September 29, 2021

Pictures - Iowa Main Battery Plot

It's finally time for our long-running photo tour of Iowa to reach my favorite space, the plotting rooms. The main and secondary battery computers are in separate, adjoining spaces, and can be visited on special tours. I'm usually too busy with certain activities (seen below) to take many pictures, so these were taken over half a dozen visits.

Despite this, I ended up with enough pictures to split this into separate posts for the main and secondary battery plots. This will cover the main battery plot. For a full explanation of how everything works, see here.

Entrance to the main battery plot is through this door. Note the bolts around it, which allow this section of wall to be opened up for moving large pieces of equipment in and out. Iowa's ops team recently did this to install the Mk 48 shore bombardment computer.

There are three main pieces of equipment in the main battery plot: the Stable Vertical (a fancy gyroscope that compensates for the angular motion of the ship), the Mk 8 Rangekeeper (which compensates for the linear motion of the ship and its target) and the Mk 48 Shore Bombardment Computer, which is a very primitive moving map for use when shooting at shore targets.

The Stable Vertical.

The firing triggers on the stable vertical. The left trigger is pulled to warn everyone that a salvo is about to be on its way, while the right ones actually fire. If in manual mode, the guns fire immediately, while in automatic, the circuit is completed when the guns are in the right position as the ship rolls and pitches. Note that the grips are differently-shaped, so you can tell them apart by touch.

This indicator shows which turrets are ready to shoot.

The inside of the Stable Vertical. There's mercury in there, so I'd recommend not eating anything you find inside.

The Mk 8 Rangekeeper.

The top of the Mk 8, showing the displays, as well as the knobs you can use to manually input information. They still work, and the whole thing runs smoothly.

The Mk 48, installed fairly recently after Wisconsin stole the one originally in this space, was designed after WWII to improve shore bombardment performance.

A map would be placed on top of it (underneath the cover in this picture), and a dead-reckoning system would project the ship's location as a moving dot of light.

Tying it all together is the switchboard, which allows different systems to be cross-connected, even between the main and secondary batteries.

There are a few lockout tags on the switchboard dated April 1989.

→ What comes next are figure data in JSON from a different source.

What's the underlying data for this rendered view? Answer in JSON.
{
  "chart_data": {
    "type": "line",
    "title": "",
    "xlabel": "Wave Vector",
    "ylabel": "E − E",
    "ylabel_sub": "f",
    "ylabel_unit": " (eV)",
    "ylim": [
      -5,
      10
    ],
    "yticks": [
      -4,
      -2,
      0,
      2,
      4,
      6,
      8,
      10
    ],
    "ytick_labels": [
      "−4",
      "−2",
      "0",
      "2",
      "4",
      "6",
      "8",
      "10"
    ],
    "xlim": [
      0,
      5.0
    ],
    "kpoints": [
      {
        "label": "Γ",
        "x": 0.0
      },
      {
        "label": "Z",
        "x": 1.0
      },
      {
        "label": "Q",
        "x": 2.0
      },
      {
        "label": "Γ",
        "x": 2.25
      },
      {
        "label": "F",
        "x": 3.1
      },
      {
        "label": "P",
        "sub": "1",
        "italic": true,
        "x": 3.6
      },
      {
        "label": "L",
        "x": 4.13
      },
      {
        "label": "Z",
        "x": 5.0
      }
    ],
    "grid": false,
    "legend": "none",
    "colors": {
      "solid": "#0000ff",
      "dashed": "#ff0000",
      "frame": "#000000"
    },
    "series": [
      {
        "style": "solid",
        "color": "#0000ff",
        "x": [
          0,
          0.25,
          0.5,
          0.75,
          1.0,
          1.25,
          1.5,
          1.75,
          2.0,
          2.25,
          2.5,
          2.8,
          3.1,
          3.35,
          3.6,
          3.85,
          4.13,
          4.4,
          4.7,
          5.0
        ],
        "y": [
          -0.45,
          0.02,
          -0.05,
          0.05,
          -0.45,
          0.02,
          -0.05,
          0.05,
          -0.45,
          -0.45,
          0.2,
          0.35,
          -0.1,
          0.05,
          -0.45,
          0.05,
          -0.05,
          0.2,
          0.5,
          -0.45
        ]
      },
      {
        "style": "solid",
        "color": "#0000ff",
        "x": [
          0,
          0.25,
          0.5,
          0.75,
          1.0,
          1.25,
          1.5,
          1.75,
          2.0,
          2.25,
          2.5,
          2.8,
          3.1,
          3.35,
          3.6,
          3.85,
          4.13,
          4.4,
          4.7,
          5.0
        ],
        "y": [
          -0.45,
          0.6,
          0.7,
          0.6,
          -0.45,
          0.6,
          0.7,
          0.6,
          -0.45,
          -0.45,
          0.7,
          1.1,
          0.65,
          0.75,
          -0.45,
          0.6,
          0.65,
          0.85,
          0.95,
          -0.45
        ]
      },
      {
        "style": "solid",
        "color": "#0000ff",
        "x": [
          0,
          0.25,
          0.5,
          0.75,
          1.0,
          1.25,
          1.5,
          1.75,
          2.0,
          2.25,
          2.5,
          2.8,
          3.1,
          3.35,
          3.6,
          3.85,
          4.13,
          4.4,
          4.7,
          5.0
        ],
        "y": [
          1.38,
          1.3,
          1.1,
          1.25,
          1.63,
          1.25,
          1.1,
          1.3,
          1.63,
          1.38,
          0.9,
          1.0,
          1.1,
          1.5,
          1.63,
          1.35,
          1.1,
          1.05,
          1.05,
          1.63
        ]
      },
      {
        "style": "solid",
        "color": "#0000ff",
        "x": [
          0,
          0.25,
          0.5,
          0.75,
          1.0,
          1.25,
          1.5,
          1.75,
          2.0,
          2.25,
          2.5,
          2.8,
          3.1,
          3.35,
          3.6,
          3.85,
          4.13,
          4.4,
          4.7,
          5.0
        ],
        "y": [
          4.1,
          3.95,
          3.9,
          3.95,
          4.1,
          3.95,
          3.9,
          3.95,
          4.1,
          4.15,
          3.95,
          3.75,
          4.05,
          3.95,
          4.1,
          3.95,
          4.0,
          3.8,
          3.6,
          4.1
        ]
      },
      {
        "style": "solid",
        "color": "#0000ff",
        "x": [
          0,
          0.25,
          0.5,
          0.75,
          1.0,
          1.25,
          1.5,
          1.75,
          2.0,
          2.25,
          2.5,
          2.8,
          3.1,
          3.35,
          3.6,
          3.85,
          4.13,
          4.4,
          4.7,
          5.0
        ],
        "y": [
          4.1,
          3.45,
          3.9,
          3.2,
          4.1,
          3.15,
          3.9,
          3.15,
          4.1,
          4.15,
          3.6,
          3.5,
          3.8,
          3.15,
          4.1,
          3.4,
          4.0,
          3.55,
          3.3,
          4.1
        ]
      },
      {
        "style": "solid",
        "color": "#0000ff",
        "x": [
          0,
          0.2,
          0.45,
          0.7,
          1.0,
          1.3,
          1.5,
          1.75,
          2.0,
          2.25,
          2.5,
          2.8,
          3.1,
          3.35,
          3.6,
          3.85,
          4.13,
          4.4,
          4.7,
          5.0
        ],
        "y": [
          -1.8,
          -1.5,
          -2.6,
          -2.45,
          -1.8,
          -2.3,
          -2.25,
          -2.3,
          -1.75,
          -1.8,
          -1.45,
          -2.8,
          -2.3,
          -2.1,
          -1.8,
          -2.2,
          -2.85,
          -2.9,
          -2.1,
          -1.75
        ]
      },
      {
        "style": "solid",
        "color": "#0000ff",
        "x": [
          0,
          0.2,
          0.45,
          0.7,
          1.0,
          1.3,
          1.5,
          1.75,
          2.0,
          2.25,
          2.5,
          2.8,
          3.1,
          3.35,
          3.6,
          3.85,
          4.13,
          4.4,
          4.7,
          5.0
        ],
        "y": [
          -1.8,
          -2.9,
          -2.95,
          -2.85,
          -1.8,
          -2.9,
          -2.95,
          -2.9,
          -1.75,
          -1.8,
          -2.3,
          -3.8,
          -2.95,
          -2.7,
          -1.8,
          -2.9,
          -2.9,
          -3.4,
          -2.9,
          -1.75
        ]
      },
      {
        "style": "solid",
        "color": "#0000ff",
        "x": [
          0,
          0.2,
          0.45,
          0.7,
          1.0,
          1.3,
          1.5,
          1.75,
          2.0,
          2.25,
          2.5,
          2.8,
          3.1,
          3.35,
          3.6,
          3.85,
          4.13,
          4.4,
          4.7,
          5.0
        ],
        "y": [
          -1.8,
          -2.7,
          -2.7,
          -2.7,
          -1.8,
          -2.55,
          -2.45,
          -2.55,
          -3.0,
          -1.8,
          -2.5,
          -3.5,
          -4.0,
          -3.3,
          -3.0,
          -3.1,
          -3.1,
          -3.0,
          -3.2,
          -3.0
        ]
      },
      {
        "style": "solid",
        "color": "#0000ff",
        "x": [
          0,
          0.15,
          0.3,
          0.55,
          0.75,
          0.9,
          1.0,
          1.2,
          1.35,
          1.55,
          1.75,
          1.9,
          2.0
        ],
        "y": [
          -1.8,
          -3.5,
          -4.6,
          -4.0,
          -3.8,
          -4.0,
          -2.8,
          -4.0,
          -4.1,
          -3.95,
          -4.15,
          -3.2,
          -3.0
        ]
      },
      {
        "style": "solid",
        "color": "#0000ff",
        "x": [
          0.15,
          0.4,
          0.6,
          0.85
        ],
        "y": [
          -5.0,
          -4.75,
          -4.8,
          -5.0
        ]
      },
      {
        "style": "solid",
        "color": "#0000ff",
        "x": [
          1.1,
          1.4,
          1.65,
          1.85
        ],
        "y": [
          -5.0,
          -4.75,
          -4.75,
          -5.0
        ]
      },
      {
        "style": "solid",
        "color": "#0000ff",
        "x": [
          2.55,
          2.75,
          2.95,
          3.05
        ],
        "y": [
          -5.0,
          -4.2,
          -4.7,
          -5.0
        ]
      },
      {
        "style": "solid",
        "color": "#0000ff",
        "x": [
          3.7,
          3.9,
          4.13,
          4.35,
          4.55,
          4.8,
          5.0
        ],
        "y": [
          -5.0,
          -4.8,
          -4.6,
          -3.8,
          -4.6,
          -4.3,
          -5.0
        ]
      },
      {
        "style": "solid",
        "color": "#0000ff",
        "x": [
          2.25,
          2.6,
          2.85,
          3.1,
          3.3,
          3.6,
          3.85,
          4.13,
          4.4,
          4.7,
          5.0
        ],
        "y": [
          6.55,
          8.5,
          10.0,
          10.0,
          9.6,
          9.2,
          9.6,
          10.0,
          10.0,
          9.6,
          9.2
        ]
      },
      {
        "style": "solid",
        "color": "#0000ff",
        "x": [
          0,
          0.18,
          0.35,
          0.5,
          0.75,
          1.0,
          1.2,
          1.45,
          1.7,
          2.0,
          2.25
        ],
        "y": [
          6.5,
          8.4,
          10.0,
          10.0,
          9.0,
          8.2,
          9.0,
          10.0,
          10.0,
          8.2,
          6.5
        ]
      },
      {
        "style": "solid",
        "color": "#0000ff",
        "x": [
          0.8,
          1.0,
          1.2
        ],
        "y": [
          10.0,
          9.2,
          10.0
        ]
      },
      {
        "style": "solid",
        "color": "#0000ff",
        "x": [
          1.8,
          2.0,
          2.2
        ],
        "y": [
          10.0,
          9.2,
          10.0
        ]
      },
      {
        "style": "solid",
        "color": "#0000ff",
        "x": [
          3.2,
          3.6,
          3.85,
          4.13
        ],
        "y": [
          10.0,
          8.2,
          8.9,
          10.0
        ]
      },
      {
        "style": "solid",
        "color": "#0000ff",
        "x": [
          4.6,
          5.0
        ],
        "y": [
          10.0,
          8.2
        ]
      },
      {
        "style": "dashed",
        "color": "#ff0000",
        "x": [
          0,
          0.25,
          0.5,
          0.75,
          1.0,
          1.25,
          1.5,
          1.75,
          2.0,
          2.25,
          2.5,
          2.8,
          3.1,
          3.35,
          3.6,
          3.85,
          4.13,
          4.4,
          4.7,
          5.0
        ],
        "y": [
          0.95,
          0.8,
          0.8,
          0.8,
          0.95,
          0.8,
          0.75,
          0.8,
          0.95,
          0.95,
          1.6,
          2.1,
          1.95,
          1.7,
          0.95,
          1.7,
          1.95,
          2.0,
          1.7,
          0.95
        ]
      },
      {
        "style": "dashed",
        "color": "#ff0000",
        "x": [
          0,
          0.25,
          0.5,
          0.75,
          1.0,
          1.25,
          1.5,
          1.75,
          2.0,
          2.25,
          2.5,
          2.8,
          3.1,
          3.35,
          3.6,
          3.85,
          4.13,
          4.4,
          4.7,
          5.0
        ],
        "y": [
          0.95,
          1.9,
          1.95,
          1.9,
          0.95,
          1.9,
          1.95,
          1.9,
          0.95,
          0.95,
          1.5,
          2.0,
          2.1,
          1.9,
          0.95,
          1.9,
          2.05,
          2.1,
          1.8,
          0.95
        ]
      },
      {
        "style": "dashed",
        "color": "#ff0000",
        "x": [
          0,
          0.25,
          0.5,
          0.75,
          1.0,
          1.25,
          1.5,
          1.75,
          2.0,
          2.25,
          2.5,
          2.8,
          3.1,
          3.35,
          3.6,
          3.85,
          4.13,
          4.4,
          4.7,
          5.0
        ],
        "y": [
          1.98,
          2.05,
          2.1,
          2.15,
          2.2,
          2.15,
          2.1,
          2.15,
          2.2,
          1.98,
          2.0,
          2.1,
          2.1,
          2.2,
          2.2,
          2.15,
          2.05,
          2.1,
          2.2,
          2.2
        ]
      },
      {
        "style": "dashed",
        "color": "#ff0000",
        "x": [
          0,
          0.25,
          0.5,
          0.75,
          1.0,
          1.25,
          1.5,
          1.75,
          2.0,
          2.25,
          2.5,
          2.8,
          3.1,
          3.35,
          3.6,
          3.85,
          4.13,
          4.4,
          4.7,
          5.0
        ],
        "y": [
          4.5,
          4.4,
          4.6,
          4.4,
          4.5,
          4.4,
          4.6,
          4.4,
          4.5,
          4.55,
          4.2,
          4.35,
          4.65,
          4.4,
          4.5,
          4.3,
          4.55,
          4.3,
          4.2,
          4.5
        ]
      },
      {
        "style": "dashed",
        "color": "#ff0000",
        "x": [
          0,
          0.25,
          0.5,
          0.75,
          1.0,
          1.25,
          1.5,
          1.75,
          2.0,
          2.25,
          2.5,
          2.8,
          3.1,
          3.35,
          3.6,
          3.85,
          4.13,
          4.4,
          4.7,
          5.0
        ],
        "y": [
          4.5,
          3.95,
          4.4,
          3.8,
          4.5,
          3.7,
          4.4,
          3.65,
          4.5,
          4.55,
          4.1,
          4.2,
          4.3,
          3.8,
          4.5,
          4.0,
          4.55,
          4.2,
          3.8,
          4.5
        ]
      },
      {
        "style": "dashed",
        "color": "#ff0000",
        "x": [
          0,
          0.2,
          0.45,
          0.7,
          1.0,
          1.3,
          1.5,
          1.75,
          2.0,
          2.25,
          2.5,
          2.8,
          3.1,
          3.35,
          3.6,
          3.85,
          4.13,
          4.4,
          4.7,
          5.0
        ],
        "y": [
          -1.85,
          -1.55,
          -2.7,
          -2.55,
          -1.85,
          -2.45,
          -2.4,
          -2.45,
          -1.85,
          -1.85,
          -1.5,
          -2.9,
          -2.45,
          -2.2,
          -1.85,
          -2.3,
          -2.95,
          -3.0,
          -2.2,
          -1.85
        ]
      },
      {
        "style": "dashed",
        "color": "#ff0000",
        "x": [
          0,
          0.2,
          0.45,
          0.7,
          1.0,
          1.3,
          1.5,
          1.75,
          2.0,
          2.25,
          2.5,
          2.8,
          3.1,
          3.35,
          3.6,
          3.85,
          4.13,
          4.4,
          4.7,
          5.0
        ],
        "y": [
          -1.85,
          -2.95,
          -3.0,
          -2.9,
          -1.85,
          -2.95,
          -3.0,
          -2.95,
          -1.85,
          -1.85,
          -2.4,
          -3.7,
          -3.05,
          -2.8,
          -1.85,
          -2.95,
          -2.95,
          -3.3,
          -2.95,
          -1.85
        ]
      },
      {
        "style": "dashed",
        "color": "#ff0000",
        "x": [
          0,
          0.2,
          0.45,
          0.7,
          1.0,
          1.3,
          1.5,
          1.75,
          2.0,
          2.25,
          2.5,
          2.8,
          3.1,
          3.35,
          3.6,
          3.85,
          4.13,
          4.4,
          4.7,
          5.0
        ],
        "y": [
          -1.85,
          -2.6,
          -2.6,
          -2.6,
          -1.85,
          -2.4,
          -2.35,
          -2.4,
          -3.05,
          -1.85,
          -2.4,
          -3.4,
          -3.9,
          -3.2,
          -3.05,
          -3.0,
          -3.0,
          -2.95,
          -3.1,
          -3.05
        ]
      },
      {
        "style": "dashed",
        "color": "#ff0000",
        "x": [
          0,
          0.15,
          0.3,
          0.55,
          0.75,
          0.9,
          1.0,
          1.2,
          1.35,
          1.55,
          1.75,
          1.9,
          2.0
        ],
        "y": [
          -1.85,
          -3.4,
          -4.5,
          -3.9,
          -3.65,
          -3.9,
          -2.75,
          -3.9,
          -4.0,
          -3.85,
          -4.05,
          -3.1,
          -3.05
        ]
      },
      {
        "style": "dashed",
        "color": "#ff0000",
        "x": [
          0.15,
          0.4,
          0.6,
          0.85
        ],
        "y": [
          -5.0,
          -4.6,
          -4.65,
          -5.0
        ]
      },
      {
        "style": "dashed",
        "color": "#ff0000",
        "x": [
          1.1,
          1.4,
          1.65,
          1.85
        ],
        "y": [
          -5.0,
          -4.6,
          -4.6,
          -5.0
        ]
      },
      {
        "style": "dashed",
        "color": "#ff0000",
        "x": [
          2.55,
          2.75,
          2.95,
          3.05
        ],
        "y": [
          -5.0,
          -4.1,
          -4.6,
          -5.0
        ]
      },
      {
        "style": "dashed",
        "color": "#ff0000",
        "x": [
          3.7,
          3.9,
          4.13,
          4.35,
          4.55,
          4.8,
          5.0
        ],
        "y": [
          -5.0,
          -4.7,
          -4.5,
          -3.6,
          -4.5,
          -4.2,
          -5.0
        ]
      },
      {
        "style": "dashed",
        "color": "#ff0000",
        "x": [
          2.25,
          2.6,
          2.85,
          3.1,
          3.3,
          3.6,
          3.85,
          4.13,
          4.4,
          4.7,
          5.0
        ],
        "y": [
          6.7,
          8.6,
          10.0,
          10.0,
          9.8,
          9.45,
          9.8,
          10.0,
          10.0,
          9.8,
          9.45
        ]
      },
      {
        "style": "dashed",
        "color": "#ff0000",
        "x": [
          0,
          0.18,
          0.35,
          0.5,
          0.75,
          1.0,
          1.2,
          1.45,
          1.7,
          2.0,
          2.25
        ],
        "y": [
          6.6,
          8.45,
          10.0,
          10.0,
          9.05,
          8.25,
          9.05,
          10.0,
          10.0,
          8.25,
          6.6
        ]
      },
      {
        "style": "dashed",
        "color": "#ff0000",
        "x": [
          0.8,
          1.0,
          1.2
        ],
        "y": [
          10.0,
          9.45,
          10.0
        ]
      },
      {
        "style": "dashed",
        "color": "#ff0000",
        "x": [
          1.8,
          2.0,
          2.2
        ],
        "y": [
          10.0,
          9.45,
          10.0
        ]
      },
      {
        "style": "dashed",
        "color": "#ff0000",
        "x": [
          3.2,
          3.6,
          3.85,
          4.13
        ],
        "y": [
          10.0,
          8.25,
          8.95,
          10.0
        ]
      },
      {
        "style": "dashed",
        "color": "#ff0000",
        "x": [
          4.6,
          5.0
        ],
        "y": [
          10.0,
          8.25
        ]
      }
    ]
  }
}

One last object of interest is the equipment for the Mk 13 fire-control radar atop the main battery directors.

These are B-scopes, not the classic PPI.


  1. September 29, 2021ike said...


    I don't quite know how to say this, but are you cuddling that very expensive electro-mechanical device in the first picture?

  2. September 29, 2021bean said...

    Yes. Yes I am.

  3. September 29, 2021ike said...

    Well, I want you to know, on behalf on everyone here, we still love you and won't tell your wife.

  4. September 29, 2021Directrix Gazer said...

    I understand, Bean. I have an almost identical picture of me with a W9 atomic shell at the Watervliet Arsenal museum.

  5. September 29, 2021Emilio said...

    Bad, bad Wisconsin!

  6. September 29, 2021Emilio said...

    I'd hate being the one undoing and redoing all those bolts.

  7. September 29, 2021nomad said... has info on the Mk48 including the tech manuals.

  8. September 30, 2021ike said...


    I don't know. I think I would take being to guy with the wrench over lugging the heavy equipment through that opening.

  9. September 30, 2021tim shatz said...

    Depends if you need the bolts off in a hurry or it's a yard job tasked out for days. Yard job involves smoking, shooting the shit while doing the bolts one at a time. No hurry, just move along smoothly.

    But if it's in a hurry, then the things will stick, you'll lose gaskets, the wrench won't quite fit, someone will be telling you to "hurry the f**k up". Murphy's law applies.

  10. September 30, 2021bean said...


    The designers made provisions for moving stuff like that in and out. There are lifting points on the ceiling, overhead rails, and various other aids. One of my friends was on the crew that brought the Mk 48 down, and he said it took a couple days, but wasn't that hard.

  11. October 27, 2021Blackshoe said...

    Oh, a Danger Tag still up? That's it, your Tagout Program is UNSAT.


    The Mark 48 Shore Bombardment Computer seems to be the great-great grandfather of modern things like the DRT (and CADRT and DDRT).

  12. October 27, 2021bean said...

    The DRT dates back to this era, with the Mk 48 being a specialized use for this purpose. I think there's more detail in Network-Centric Warfare.